Jusqu’au 5 septembre 2016

Frisson, sidération, « délicieuse horreur », autant de mots pour qualifier l’expérience du sublime – cette singulière sensation d’attraction mêlée d’effroi que nous éprouvons face aux déchaînements et à la puissance des éléments. Née au cœur du XVIIIe siècle, cette notion esthétique et philosophique offre le fil conducteur d’une relecture de l’histoire passionnelle et passionnée que l’humanité entretient avec la nature.

Rassemblant une centaine d’artistes, architectes et cinéastes internationaux, « Les tremblements du monde » propose un dialogue entre des œuvres anciennes et contemporaines explorant cet attrait ambivalent, persistant pour la « Nature trop loin » et les catastrophes.

À l’heure des bouleversements écologiques et des discours alarmistes, l’exposition évoque également deux mutations radicales de cette notion de sublime : celle d’un spectateur contemporain qui prend conscience de sa responsabilité partielle face aux dérèglements du monde, et celle de catastrophe même, devenue invisible sous les effets de notre activité. Enfin, l’exposition évoque l’apparition, depuis les années 1960, d’une relation renouvelée à la nature… Une aspiration au réenchantement, une quête de fusion, renouant avec une iconographie du sublime davantage contemplative.

Dans ce voyage oscillant entre une pensée du XVIIIe et une vision contemporaine, les interrogations esthétiques croisent les positions éthiques et les débats écologiques actuels.

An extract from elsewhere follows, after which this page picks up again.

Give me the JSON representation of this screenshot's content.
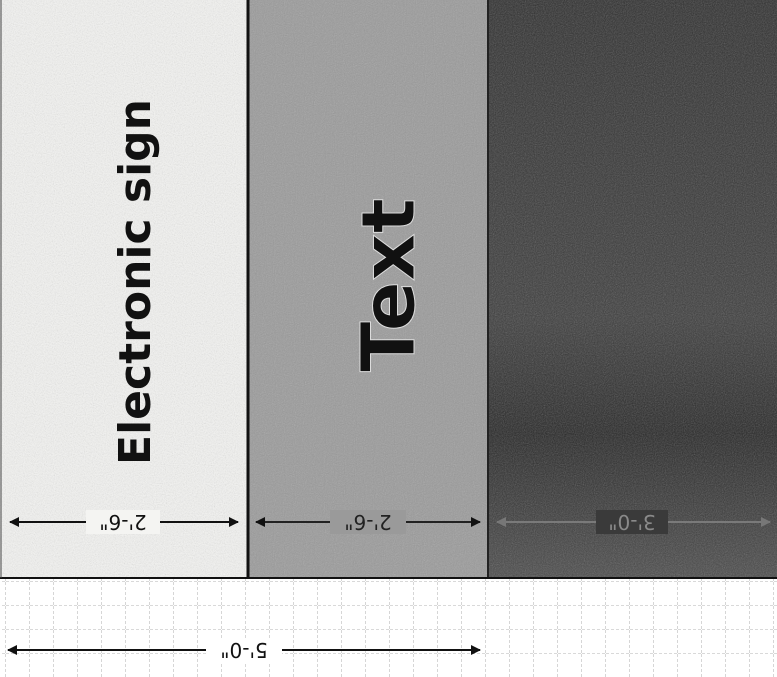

Le chemin en est scandé par les recherches d’artistes, vigiles et lucioles, qui éclairent l’histoire tumultueuse d’une passion ravageuse et ravagée entre une espèce occupante et son écosystème.

L’exposition explore l’ambivalente fascination qu’exerce sur nous la tourmente des éléments. Cette « passion mêlée de terreur et de surprise » , cristallisée par le philosophe Edmund Burke en 1757 en un mot, le « Sublime », exprime ce mélange d’attraction et de répulsion éprouvé par l’homme face aux manifestations déchaînées de la nature, le sentiment de sidération, de solitude, de toute-puissance et de terreur mêlées face à son immensité. Ainsi, l’océan démonté sous la tempête, le réveil du volcan, les escarpements immaculés et les vallées sombres deviennent au XVIIIe siècle les stéréotypes de ce sublime largement représenté dans la littérature et la peinture romantiques.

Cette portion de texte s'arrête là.